Cigna and Express Scripts were not available to comment.

“Ninety percent of a PBM’s profits are made on the drugs and medications that they’re reimbursed for by the insurance carriers,” explains Thomas Borzilleri, CEO of healthcare analytics provider Intelisys Health and the founder and former CEO of Valore’ Rx, a pharmacy benefit management company. The trend in the market, he says, is for the carriers to bring the PBM function in-house to reduce their costs, but that does not translate into reduced premiums for employers and employees. “There won’t be a trickle down,” he warns. “Any savings will go to their shareholders in the form of increased earnings.”

The Cigna acquisition “has nothing to do with pharmacy costs for employers or health plan sponsors,” agrees David Henka, President and CEO of RxTE Health, a pharmacy benefits provider that works with employers, plan sponsors and PBMs. “This has everything to do with consolidating administrative efficiencies to make more money for the PBMs and health plans of the world.”

Taylor Lindsey, partner and owner of Employee Benefits Consultants of Richlands, Virginia, refers to the integration as “Just another trick; another way to hide profits. When you think about the MLR, you got to find another way to create more revenue.”

The Affordable Care Act established a medical loss ratio—or MLR—that requires insurers to pay out 80 to 85 cents of every premium dollar in coverage reimbursements. By buying a PBM, a carrier can provide fully-insured employers with prescription drugs and use that portion of their premium dollars as required by the MLR to pay for them. But since they now own the PBM, they are in effect paying themselves and keeping those revenues on their balance sheet.

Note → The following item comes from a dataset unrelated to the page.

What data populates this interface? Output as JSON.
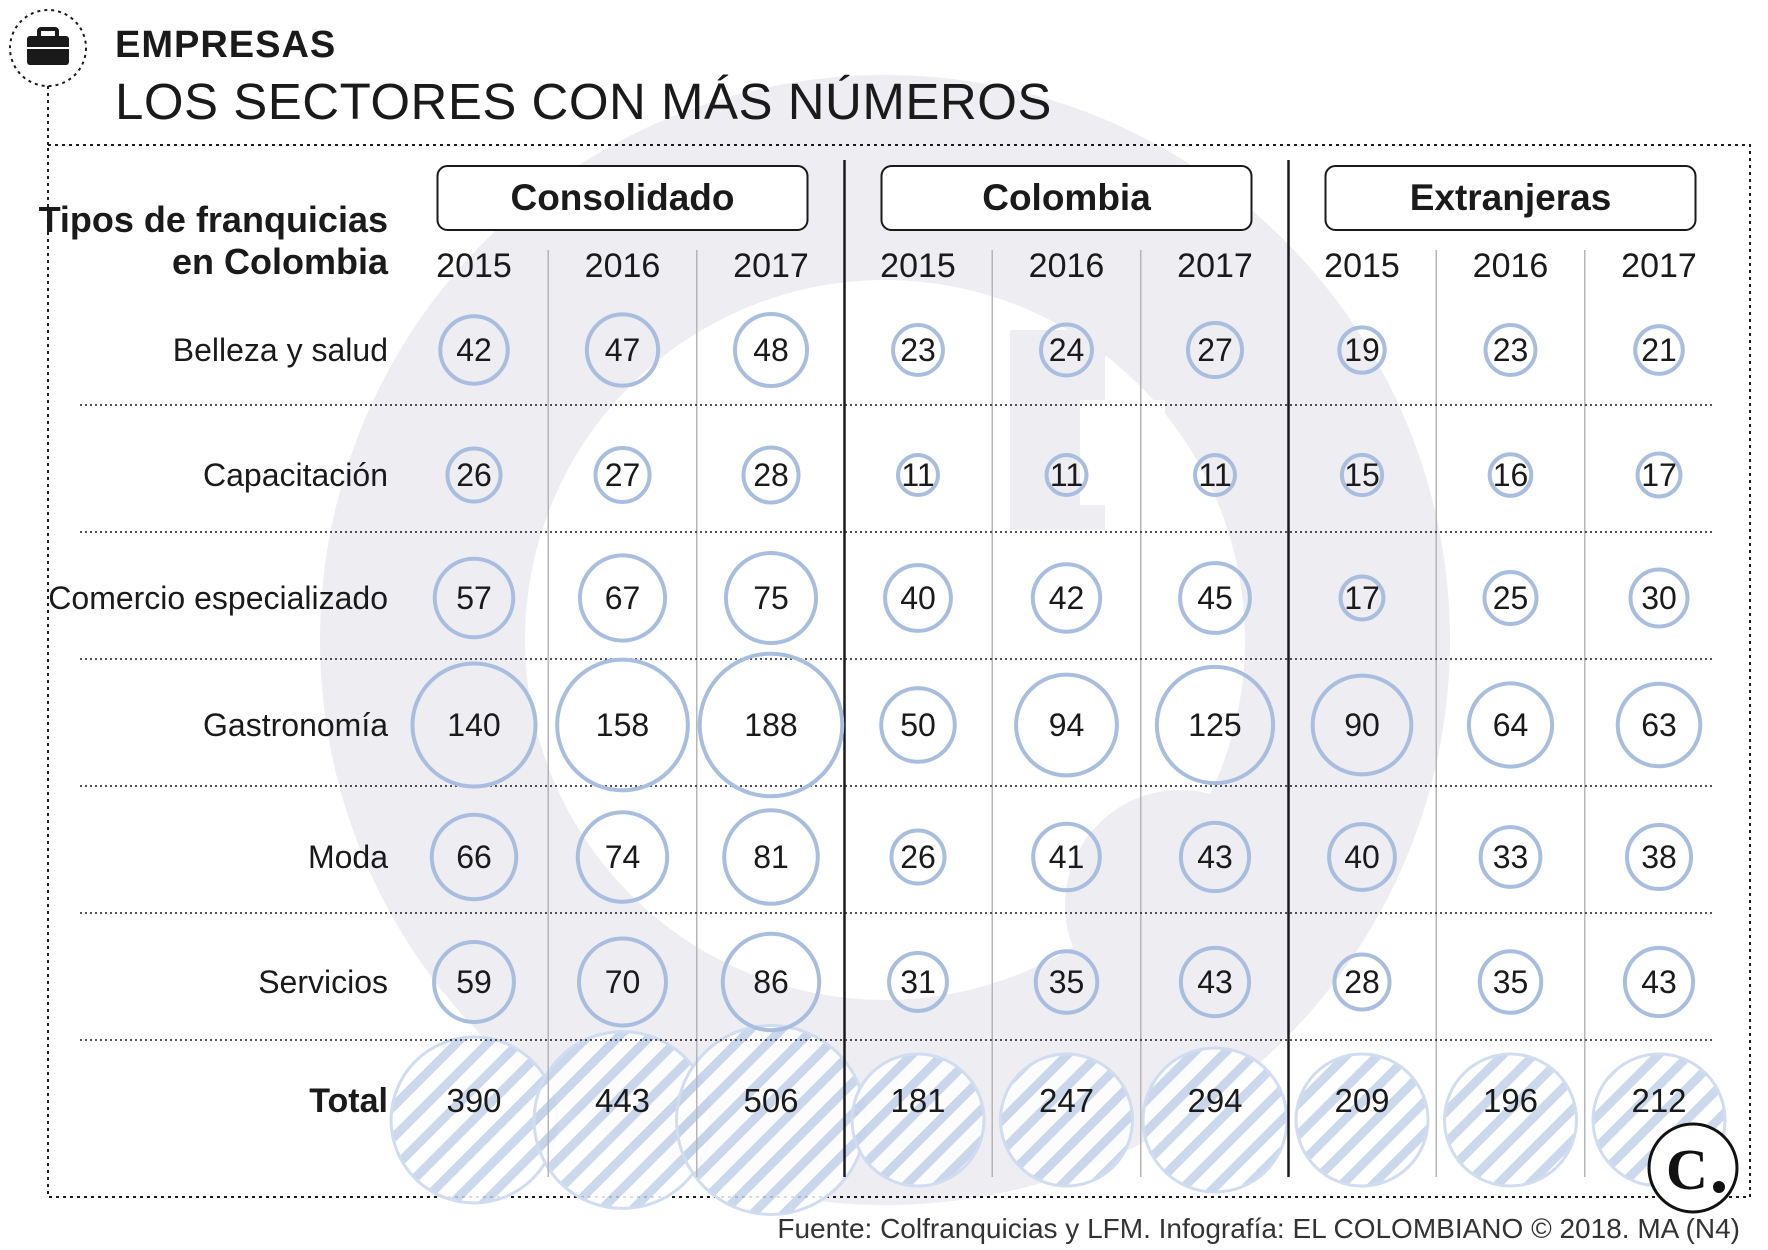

“When I look at this business model,” notes Bob Gearhart, Jr., a partner at health insurance broker DCW Group in Boardman, Ohio, “it’s designed to keep profits under one company. It is not designed to reduce costs for the employer.

“I think it's pretty simple in what they are trying to do,” he continues. “They are trying to pay themselves and not pay that money out to someone else. That is not revolutionary, we have seen that before.”

But Gearhart does see something much more radical on the horizon. He says the recent declaration by Amazon, Berkshire Hathaway and JP Morgan Chase that they will join forces to self-insure and manage their own healthcare network could alter the industry’s business model.

“I see them as a unicorn in all these discussions,” Gearhart says. “What they are doing has the potential to upend the entire industry. I don’t think Cigna buying Express Scripts will make waves in the industry.”